Posted 14th February by Peter Byrne
A fungus previously unknown to the science world has been discovered
In a ground-breaking find, mycologists at Kew Gardens have proved the Big Blue Pinkgill (Entoloma bloxamii) is at least four different species - it was previously thought to be one.
The discovery of the dark blue Entoloma atromadidum - one of four similar looking species - was made by a group studying fungi at the National Trust's Wolstonbury Hill and was later confirmed by the Lost and Found Fungi project based at Kew.
Big Blue Pinkgill has identified one of 100 Target Species for the project, which started in 2014 and concludes next year.
Previously, mycologists had suspected Big Blue Pinkgills had comprised of more than one species but didn't have the necessary DNA and photographic evidence to prove it. The find made at Wolstonbury Hill - a South Downs landmark with a rich history - ensured their suspicions can now be confirmed in the record books, and there are at least four different species.
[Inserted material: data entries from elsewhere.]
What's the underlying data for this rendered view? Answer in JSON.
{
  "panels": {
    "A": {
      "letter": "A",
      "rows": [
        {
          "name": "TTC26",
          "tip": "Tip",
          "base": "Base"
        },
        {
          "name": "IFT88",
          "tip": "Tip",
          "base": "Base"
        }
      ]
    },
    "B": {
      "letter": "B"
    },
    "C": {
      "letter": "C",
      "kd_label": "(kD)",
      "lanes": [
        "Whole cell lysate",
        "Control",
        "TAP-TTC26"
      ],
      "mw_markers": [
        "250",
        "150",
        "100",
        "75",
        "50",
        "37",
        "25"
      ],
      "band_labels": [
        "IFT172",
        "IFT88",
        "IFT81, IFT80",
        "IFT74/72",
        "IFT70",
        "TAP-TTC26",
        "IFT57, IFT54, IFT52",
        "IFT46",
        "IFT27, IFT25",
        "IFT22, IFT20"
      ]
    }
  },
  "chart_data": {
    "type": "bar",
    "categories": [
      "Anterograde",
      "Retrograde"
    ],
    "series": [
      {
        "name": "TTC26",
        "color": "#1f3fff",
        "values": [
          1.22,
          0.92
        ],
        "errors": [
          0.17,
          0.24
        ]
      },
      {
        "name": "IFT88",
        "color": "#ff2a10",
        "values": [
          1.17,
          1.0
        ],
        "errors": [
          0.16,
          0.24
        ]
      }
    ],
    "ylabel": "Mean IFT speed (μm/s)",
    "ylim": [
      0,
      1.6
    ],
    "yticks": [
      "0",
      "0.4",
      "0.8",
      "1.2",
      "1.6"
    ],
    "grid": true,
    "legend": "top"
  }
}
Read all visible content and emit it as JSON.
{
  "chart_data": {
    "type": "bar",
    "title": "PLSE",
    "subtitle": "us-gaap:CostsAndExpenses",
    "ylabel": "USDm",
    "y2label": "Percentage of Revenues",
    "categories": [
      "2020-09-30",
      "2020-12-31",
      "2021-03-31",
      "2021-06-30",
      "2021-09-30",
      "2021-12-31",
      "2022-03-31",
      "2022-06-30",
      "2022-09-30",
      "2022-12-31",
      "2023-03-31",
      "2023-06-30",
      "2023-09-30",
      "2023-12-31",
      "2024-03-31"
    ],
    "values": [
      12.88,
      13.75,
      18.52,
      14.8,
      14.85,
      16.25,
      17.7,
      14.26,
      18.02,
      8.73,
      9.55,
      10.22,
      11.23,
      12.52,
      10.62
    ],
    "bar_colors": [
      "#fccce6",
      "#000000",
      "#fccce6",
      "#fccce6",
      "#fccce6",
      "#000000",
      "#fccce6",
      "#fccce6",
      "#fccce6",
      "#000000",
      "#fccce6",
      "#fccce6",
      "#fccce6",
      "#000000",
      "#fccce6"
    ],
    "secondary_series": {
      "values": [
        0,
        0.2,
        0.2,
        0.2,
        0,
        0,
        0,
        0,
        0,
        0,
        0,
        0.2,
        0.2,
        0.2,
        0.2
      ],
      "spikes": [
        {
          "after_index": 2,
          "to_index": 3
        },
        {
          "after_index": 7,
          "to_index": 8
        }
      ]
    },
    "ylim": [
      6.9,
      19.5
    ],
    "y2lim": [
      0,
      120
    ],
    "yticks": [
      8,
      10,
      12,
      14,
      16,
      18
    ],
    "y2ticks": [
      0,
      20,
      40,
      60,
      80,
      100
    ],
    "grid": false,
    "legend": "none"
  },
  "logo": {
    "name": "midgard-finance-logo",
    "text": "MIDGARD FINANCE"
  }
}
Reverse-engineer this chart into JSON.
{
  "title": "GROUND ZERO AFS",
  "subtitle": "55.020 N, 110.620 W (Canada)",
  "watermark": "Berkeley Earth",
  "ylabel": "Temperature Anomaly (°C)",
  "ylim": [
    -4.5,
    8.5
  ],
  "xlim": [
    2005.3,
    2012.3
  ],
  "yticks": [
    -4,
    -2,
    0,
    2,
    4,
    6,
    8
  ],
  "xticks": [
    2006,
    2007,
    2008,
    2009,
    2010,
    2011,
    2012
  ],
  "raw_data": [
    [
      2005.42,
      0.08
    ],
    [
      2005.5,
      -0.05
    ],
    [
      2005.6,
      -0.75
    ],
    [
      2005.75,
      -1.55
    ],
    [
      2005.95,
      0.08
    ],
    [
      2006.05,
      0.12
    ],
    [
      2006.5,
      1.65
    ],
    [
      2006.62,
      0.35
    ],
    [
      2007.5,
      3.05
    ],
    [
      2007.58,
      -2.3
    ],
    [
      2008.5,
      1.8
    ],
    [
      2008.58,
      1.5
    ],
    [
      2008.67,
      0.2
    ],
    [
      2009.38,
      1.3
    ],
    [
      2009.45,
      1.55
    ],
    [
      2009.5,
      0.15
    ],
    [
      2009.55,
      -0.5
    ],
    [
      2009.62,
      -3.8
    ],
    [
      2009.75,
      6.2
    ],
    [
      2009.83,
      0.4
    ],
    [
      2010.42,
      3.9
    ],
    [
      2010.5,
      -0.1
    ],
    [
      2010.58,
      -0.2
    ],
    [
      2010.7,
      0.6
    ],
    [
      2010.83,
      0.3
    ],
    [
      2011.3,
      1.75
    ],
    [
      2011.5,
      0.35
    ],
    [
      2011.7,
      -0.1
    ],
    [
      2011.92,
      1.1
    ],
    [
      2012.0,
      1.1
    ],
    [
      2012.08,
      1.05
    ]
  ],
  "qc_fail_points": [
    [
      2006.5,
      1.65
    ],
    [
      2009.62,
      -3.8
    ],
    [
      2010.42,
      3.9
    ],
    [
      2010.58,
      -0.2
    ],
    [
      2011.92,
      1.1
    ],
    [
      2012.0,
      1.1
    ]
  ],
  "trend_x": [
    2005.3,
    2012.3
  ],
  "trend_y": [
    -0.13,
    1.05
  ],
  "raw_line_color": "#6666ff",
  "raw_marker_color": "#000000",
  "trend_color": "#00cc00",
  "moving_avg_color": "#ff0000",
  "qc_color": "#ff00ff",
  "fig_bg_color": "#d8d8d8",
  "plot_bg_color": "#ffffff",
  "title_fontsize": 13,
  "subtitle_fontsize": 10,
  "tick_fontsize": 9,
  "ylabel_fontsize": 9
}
Dr Martyn Ainsworth, Research Leader (Mycology), Royal Botanic Gardens, Kew, said: "After more than a year of detective work and DNA sequencing at Kew we finally reached a position where we could confidently describe and name this new species in a publication. This work could not have happened without the keen eyes of many volunteers searching sites such as Wolstonbury for suitable specimens to analyse as part of our Lost & Found Fungi Project. It is always exciting to add a new name to the fungal kingdom and I’m still amazed that, even in a well-studied country such as ours, there are still fungi such as this very striking blue mushroom to be discovered."
National Trust ranger Graham Wellfare looks after the land around Wolstonbury, and said: "This is a really exciting discovery and a real spectacle of science. Fungi are a bit of a neglected kingdom but they are fascinating organisms, and among the oldest on our planet. These days, we’re able to unearth hidden truths about them through modern science and technology and there’s so much potential to discover even more."
Martin Allison, fungus recorder for Sussex, said: "It sometimes happens that a rare or unusual fungus is identified during a study day, but to find a newly-described species is a very special event indeed."
The four species of Big Blue Pinkgill now recorded are Entoloma atromadidum, Entoloma bloxamii, Entoloma madidum and Entoloma ochreoprunuloides.
The find at Wolstonbury Hill was not the only major discovery made at National Trust places in recent months. During a count of grassland fungi on the Longshaw Estate in Derbyshire, a group discovered another UK first in the shape of the Ermine Bonnet (Mycena erminia), a slender white toadstool typically only found in The Netherlands and Denmark.
Last Autumn, volunteers at the Trust's Clumber Park in Nottinghamshire found the extremely rare Powdercap strangler, a parasitic toadstool that body-snatches another grassland fungus.